UPDATE: April 16, 2021: Construction trade groups such as the Associated General Contractors of America and Associated Builders and Contractors are partnering with the Centers for Disease Control and Prevention to urge construction workers to get vaccinated against COVID-19.
Members of the Construction Industry Safety Coalition, which also includes the Association of Equipment Manufacturers, the National Association of Home Builders and the American Road and Transport Builders Association, will work to ensure the vaccination awareness campaign reaches as many workers as possible. The groups will spend next week distributing educational materials and a new industry public service announcement urging workers to get their shots.
Other efforts include toolbox talk resources and a vaccination education webinar on April 21, where CDC medical experts will provide information and answer questions about the vaccines.
“Construction workers have long looked after the welfare of their colleagues, reminding them to stay safe, wear the right gear and be aware of their surroundings,” AGC CEO Stephen Sandherr said in a statement shared with Construction Dive. “Getting their shot is another way that workers can protect their colleagues, as well as their loved ones and community members.”
- California construction trade association United Contractors last week launched "Roll Up Your Sleeves" — an informational campaign designed to promote COVID-19 vaccination across the construction industry.
- The campaign began in response to reports indicating construction has one of the lowest rates of workers willing to be vaccinated in the U.S. Research published in February indicated just 53% of construction workers would be willing to get vaccinated, numbers that are in line with a recent Construction Dive survey on the topic.
- The group, which represents union-signatory contractors, created a website to provide contractors, workers and field leaders resources to help combat misinformation surrounding the vaccine and to encourage individuals to get vaccinated when they are eligible.
The idea to spread accurate information about the vaccine arose when the industry's wariness caught United Contractors' attention, and, when it looked for resources to share among its members, it was dissatisfied.

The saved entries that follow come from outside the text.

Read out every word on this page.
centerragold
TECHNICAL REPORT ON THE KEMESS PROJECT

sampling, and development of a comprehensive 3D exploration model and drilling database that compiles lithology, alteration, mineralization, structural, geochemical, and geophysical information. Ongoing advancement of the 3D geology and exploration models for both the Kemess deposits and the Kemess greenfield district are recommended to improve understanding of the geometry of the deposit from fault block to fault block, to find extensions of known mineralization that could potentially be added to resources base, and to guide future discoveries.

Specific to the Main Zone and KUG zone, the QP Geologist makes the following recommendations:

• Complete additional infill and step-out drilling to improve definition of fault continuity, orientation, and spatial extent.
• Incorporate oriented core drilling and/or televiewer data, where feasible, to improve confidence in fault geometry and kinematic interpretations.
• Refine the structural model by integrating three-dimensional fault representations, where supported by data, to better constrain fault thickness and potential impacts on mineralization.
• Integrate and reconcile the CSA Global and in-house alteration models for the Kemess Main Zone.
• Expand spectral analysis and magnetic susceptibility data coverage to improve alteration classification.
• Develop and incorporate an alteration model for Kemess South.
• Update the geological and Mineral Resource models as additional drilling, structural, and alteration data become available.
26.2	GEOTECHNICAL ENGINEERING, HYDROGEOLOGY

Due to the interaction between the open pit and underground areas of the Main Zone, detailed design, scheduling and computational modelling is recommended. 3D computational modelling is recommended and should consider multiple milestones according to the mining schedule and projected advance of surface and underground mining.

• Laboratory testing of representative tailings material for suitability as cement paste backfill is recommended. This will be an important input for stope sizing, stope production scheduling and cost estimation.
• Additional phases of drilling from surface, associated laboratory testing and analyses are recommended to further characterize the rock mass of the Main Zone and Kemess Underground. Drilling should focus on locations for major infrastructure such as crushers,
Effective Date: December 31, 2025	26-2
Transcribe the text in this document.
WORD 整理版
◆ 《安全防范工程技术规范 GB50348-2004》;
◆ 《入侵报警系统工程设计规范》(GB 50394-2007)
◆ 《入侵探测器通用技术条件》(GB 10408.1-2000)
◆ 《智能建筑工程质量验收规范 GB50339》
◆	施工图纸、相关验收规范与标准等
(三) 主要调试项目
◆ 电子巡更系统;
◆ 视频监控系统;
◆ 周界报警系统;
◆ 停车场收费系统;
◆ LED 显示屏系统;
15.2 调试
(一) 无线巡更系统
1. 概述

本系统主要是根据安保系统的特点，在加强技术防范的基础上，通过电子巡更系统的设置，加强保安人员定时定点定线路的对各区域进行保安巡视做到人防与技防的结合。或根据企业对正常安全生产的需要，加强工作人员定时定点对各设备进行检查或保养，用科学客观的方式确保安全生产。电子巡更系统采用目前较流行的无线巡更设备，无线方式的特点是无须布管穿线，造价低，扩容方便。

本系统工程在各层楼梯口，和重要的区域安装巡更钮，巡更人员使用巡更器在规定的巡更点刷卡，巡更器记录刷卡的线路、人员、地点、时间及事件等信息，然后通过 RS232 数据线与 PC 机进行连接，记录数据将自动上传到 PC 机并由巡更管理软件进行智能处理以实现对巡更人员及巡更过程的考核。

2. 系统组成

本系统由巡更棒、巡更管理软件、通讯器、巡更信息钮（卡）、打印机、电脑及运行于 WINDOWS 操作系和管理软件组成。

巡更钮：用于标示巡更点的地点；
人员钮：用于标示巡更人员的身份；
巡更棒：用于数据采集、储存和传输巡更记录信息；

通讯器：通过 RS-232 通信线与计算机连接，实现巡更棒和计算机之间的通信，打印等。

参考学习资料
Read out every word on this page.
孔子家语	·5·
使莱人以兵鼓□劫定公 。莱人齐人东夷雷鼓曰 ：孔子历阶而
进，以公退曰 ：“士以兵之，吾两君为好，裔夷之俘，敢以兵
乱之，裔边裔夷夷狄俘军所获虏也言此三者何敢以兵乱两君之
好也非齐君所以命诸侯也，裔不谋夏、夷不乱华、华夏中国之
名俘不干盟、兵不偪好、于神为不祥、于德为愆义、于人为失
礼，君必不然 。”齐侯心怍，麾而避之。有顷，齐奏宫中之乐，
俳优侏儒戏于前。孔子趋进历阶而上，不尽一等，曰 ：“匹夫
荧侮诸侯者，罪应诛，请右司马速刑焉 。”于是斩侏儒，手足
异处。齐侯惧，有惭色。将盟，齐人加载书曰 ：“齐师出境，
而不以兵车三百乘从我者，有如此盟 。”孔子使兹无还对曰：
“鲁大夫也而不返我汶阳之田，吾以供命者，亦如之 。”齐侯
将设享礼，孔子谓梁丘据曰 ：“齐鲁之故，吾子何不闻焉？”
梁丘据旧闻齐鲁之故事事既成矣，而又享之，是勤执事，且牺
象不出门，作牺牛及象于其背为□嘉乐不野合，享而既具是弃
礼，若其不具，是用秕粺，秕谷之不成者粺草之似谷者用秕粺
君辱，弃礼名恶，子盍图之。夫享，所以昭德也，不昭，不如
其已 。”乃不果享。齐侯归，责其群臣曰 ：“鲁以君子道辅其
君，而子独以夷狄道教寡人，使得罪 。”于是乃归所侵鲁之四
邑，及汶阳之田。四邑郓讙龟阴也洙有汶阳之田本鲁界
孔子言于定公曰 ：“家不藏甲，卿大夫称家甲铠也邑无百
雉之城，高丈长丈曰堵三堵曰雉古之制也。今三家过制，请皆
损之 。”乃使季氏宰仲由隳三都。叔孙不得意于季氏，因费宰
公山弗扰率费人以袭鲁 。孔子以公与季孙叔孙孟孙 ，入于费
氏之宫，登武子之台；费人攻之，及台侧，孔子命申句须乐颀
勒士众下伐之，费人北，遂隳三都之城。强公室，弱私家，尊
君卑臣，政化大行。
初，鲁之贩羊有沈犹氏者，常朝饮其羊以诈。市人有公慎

"There was just nothing," said Emily Cohen, executive vice president at United Contractors. "There's nothing out there specifically for the construction industry."
Cohen said with the wide array of vaccine-related information — some of it false — coming from social media, the association wanted to empower workers, contractors and unions with the facts. Resources gathered by United Contractors include tailgate talking points with vaccine facts designed to assuage concerns about the shots; resources from authorities like the Mayo Clinic; and sample letters to employees about the vaccine, indicating that company executives have been vaccinated.
"Walking the walk is the really important part of this too," Cohen said. "They want to see that their boss and their boss's boss are getting vaccinated. That helps build trust."
Major contracting groups have begun initiatives to help contractors vaccinate workers — although they mostly focus on helping employers develop policies. During a webinar hosted by the Associated General Contractors of America, attorneys said that employers can require vaccines for jobsite workers. Nevertheless, the survey of Construction Dive readers found 93% of employers are not offering incentives or bonuses for the vaccines, although they are encouraging it.
Attorneys during AGC's webinar provided suggestions for the best way to ensure workers get vaccinated, such as administering the vaccines on jobsites during the workday. Additionally, AGC is organizing a vaccine awareness week for the industry during the week of April 19, according to Brian Turmail, vice president of public affairs and strategic initiatives at AGC.
In the Construction Dive poll, 46% of unvaccinated respondents said they would not get the vaccine, with most saying it was unnecessary (36%) or raised health concerns (33%). Those are fears United Contractors is seeking to address, and Cohen said they're depending on construction's safety-first focus.
"We know safety. We know what it means to have to come together to accomplish things and come together to overcome challenges," Cohen said. "The vaccine is a critical safety tool to working safely and getting back to normal."
This article has been updated to clarify the mission of United Contractors.